On the good side, Passwarden's developers have made an effort to ensure that the app's functionality is never too far from your fingertips. In addition to it main window, you can access Passwarden through a systemwide menu, as well as from within Safari, Firefox, and Chrome thanks to available browser extensions.
Pricing and sync
While each of the Passwarden apps (Mac and iOS) is free to download, their functionality is relatively limited without paying for a sync subscription: You can store only ten different records for each device that you add to your account, and you can take sync across devices for only the first month.
Once you go over the limit, or beyond that one-month trial period, things quickly get confusing.

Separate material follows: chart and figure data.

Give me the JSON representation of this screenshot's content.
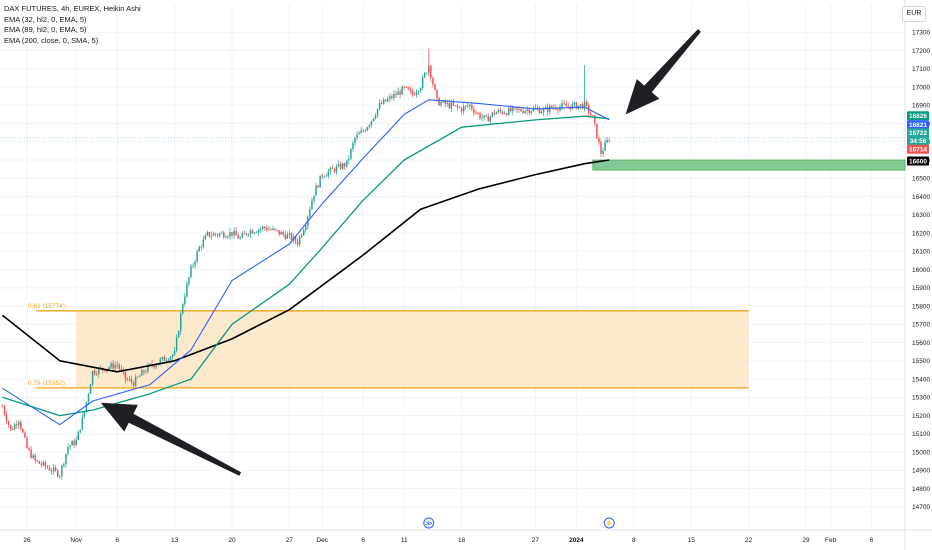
{
  "legend": {
    "title": "DAX FUTURES, 4h, EUREX, Heikin Ashi",
    "ema1": "EMA (32, hl2, 0, EMA, 5)",
    "ema2": "EMA (89, hl2, 0, EMA, 5)",
    "ema3": "EMA (200, close, 0, SMA, 5)"
  },
  "currency": "EUR",
  "colors": {
    "up": "#26a69a",
    "down": "#ef5350",
    "ema32": "#2962ff",
    "ema89": "#089981",
    "ema200": "#000000",
    "fib": "#f7a21b",
    "fib_fill": "#fde5c3",
    "support_fill": "#81c995",
    "support_border": "#4caf50",
    "grid": "#f0f3fa"
  },
  "chart_data": {
    "type": "candlestick",
    "ylim": [
      14650,
      17400
    ],
    "y_ticks": [
      14700,
      14800,
      14900,
      15000,
      15100,
      15200,
      15300,
      15400,
      15500,
      15600,
      15700,
      15800,
      15900,
      16000,
      16100,
      16200,
      16300,
      16400,
      16500,
      16600,
      16700,
      16800,
      16900,
      17000,
      17100,
      17200,
      17300
    ],
    "x_ticks": [
      "26",
      "Nov",
      "6",
      "13",
      "20",
      "27",
      "Dec",
      "6",
      "11",
      "18",
      "27",
      "2024",
      "8",
      "15",
      "22",
      "29",
      "Feb",
      "6"
    ],
    "x_tick_dates": [
      "2023-10-26",
      "2023-11-01",
      "2023-11-06",
      "2023-11-13",
      "2023-11-20",
      "2023-11-27",
      "2023-12-01",
      "2023-12-06",
      "2023-12-11",
      "2023-12-18",
      "2023-12-27",
      "2024-01-01",
      "2024-01-08",
      "2024-01-15",
      "2024-01-22",
      "2024-01-29",
      "2024-02-01",
      "2024-02-06"
    ],
    "price_labels": [
      {
        "text": "16826",
        "value": 16826,
        "color": "#089981"
      },
      {
        "text": "16821",
        "value": 16821,
        "color": "#2962ff"
      },
      {
        "text": "16722",
        "value": 16722,
        "color": "#26a69a"
      },
      {
        "text": "34:56",
        "value": 16700,
        "color": "#26a69a"
      },
      {
        "text": "16714",
        "value": 16714,
        "color": "#ef5350"
      },
      {
        "text": "16600",
        "value": 16600,
        "color": "#000000"
      }
    ],
    "fib_levels": [
      {
        "label": "0.61 (15774)",
        "value": 15774,
        "start": "2023-11-01",
        "end": "2024-01-22"
      },
      {
        "label": "0.79 (15352)",
        "value": 15352,
        "start": "2023-11-01",
        "end": "2024-01-22"
      }
    ],
    "support_zone": {
      "low": 16545,
      "high": 16600,
      "start": "2024-01-03"
    },
    "markers": [
      {
        "symbol": "≫",
        "date": "2023-12-14"
      },
      {
        "symbol": "⚡",
        "date": "2024-01-05"
      }
    ],
    "arrows": [
      {
        "name": "arrow-down-left",
        "tip_date": "2024-01-07",
        "tip_value": 16850,
        "tail_date": "2024-01-16",
        "tail_value": 17310
      },
      {
        "name": "arrow-up-left",
        "tip_date": "2023-11-04",
        "tip_value": 15270,
        "tail_date": "2023-11-21",
        "tail_value": 14880
      }
    ],
    "price_path": [
      [
        "2023-10-23",
        15250
      ],
      [
        "2023-10-24",
        15120
      ],
      [
        "2023-10-25",
        15180
      ],
      [
        "2023-10-26",
        15020
      ],
      [
        "2023-10-27",
        14950
      ],
      [
        "2023-10-30",
        14880
      ],
      [
        "2023-10-31",
        15030
      ],
      [
        "2023-11-01",
        15060
      ],
      [
        "2023-11-02",
        15220
      ],
      [
        "2023-11-03",
        15440
      ],
      [
        "2023-11-06",
        15480
      ],
      [
        "2023-11-07",
        15400
      ],
      [
        "2023-11-08",
        15380
      ],
      [
        "2023-11-09",
        15430
      ],
      [
        "2023-11-10",
        15470
      ],
      [
        "2023-11-13",
        15540
      ],
      [
        "2023-11-14",
        15820
      ],
      [
        "2023-11-15",
        16000
      ],
      [
        "2023-11-16",
        16120
      ],
      [
        "2023-11-17",
        16190
      ],
      [
        "2023-11-20",
        16200
      ],
      [
        "2023-11-21",
        16170
      ],
      [
        "2023-11-22",
        16210
      ],
      [
        "2023-11-23",
        16220
      ],
      [
        "2023-11-24",
        16230
      ],
      [
        "2023-11-27",
        16180
      ],
      [
        "2023-11-28",
        16150
      ],
      [
        "2023-11-29",
        16260
      ],
      [
        "2023-11-30",
        16420
      ],
      [
        "2023-12-01",
        16520
      ],
      [
        "2023-12-04",
        16580
      ],
      [
        "2023-12-05",
        16720
      ],
      [
        "2023-12-06",
        16760
      ],
      [
        "2023-12-07",
        16820
      ],
      [
        "2023-12-08",
        16900
      ],
      [
        "2023-12-11",
        16990
      ],
      [
        "2023-12-12",
        16960
      ],
      [
        "2023-12-13",
        17010
      ],
      [
        "2023-12-14",
        17120
      ],
      [
        "2023-12-15",
        16920
      ],
      [
        "2023-12-18",
        16880
      ],
      [
        "2023-12-19",
        16900
      ],
      [
        "2023-12-20",
        16850
      ],
      [
        "2023-12-21",
        16820
      ],
      [
        "2023-12-22",
        16860
      ],
      [
        "2023-12-27",
        16880
      ],
      [
        "2023-12-28",
        16870
      ],
      [
        "2023-12-29",
        16890
      ],
      [
        "2024-01-02",
        16900
      ],
      [
        "2024-01-03",
        16830
      ],
      [
        "2024-01-04",
        16640
      ],
      [
        "2024-01-05",
        16720
      ]
    ],
    "ema32_path": [
      [
        "2023-10-23",
        15350
      ],
      [
        "2023-10-30",
        15150
      ],
      [
        "2023-11-03",
        15280
      ],
      [
        "2023-11-10",
        15370
      ],
      [
        "2023-11-15",
        15560
      ],
      [
        "2023-11-20",
        15940
      ],
      [
        "2023-11-27",
        16140
      ],
      [
        "2023-12-01",
        16360
      ],
      [
        "2023-12-06",
        16610
      ],
      [
        "2023-12-11",
        16850
      ],
      [
        "2023-12-14",
        16930
      ],
      [
        "2023-12-20",
        16910
      ],
      [
        "2023-12-27",
        16880
      ],
      [
        "2024-01-02",
        16890
      ],
      [
        "2024-01-05",
        16821
      ]
    ],
    "ema89_path": [
      [
        "2023-10-23",
        15300
      ],
      [
        "2023-10-30",
        15200
      ],
      [
        "2023-11-03",
        15230
      ],
      [
        "2023-11-10",
        15320
      ],
      [
        "2023-11-15",
        15400
      ],
      [
        "2023-11-20",
        15700
      ],
      [
        "2023-11-27",
        15920
      ],
      [
        "2023-12-01",
        16120
      ],
      [
        "2023-12-06",
        16380
      ],
      [
        "2023-12-11",
        16600
      ],
      [
        "2023-12-18",
        16780
      ],
      [
        "2023-12-27",
        16820
      ],
      [
        "2024-01-02",
        16840
      ],
      [
        "2024-01-05",
        16826
      ]
    ],
    "ema200_path": [
      [
        "2023-10-23",
        15750
      ],
      [
        "2023-10-30",
        15500
      ],
      [
        "2023-11-06",
        15440
      ],
      [
        "2023-11-13",
        15500
      ],
      [
        "2023-11-20",
        15620
      ],
      [
        "2023-11-27",
        15780
      ],
      [
        "2023-12-06",
        16080
      ],
      [
        "2023-12-13",
        16330
      ],
      [
        "2023-12-20",
        16440
      ],
      [
        "2023-12-27",
        16520
      ],
      [
        "2024-01-02",
        16580
      ],
      [
        "2024-01-05",
        16600
      ]
    ]
  }
}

You can extend your sync privileges, and increase the number of records you can store, using in-app purchases, but because these two limits—storage capacity and sync subscription—are handled separately, you have to choose from a list of ten different in-app-purchase packages!
Confusion aside, Passwarden's plans are reasonably priced: Even the most expensive package, which gives you one year's worth of syncing and 500 record slots, costs only $16, which compares favorably to most competitors that offer similar features. The complex web of purchasing options, however, is bound to scare potential customers away simply by overwhelming them with too many (confusing) choices.
Ultimately, Passwarden is a good app whose usefulness is limited by a user experience in need of polish. The software itself works well, has a few interesting features, and, in my testing, was rock solid when it comes to performance and stability. With a little help in the usability department, it could become a contender in what has rapidly become a crowded market space.